Tyler Kleven: B+, Readers: B
Kleven was a pleasant surprise for me at the end of the season. I didn't expect much since he was never expected to be in the same category as other top prospects the Senators have broken into the lineup, but Kleven ended up first (minimum 100 minutes) on the team in CF% (62.77%) and xGF% (61.38%). It was a tiny sample of eight games, and he was playing the softest minutes possible, but he looked poised at both ends of the ice, and even showed good skills with the puck. For a non-star propsect rookie fresh out of NCAA hockey, that's about as good as you could expected. He very likely won't start the year in Ottawa barring some changes to the current roster, but I'm excited about him on the third pairing very soon.

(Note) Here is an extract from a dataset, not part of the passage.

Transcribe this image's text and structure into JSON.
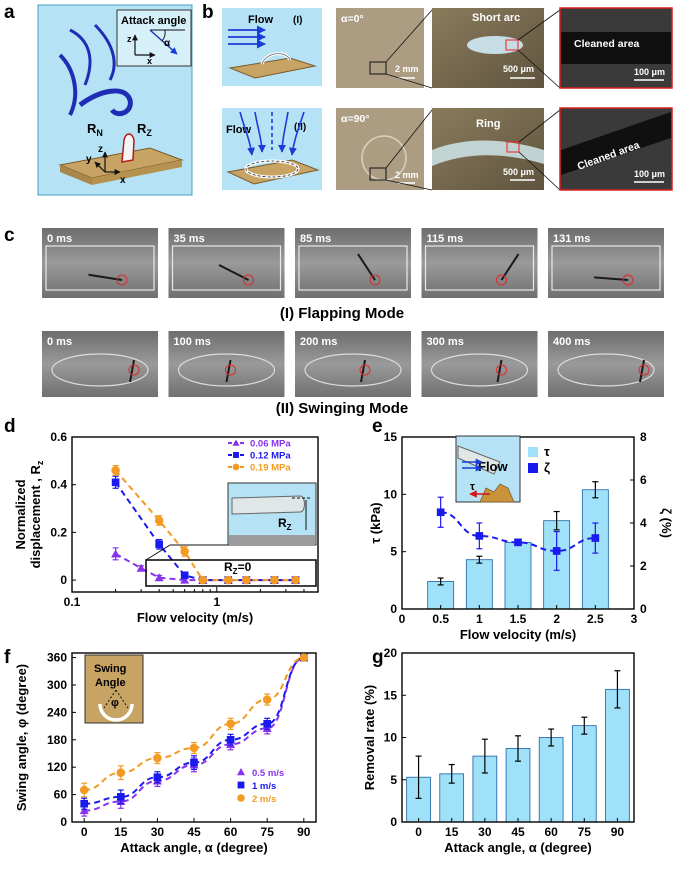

Anton Forsberg: B-, Readers: B
Forsberg only managed to play 28 games this season due to his MCL injury, and he posted a slightly below-average .902 SV%. He was 26th in the NHL in GSAx at +2.94, so the defense in front of him didn't exactly help him. If he's able to recover from his MCL tears, I like him as a solid 1B but he didn't make a definitive case to be the true #1.
Cam Talbot: D+, Readers: C
It was a disappointing season for Talbot, as the 2022 All-Star had just an .898 SV% in 36 games for Ottawa. It didn't help that the goalie that Ottawa shipped out for him, Filip Gustavsson, was legitimately one of the best goalies in the league this year. Talbot looked worse throughout the season, as he had a paltry .875 SV% in 14 games from January onward – although perhaps injuries derailed him. Either way, the Sens needed more from Talbot than they got.
Mads Søgaard: C+, Readers: B
Søgaard was put in an impossible position this year. He shouldn't have been getting much NHL time this season, as he's yet to master the AHL—just look at his .893 SV% in Belleville. He won Rookie of the Month honours in February and looked like he could potentially get Ottawa on a hot streak to make the playoffs. But the league figured him out, and he looked rough at times, ending the campaign with an .889 SV%. He showed potential at times, and if we've learned anything, we can't give up on him yet. I wouldn't be comfortable with him as the backup next season, I'd prefer to have him dominate in the AHL first.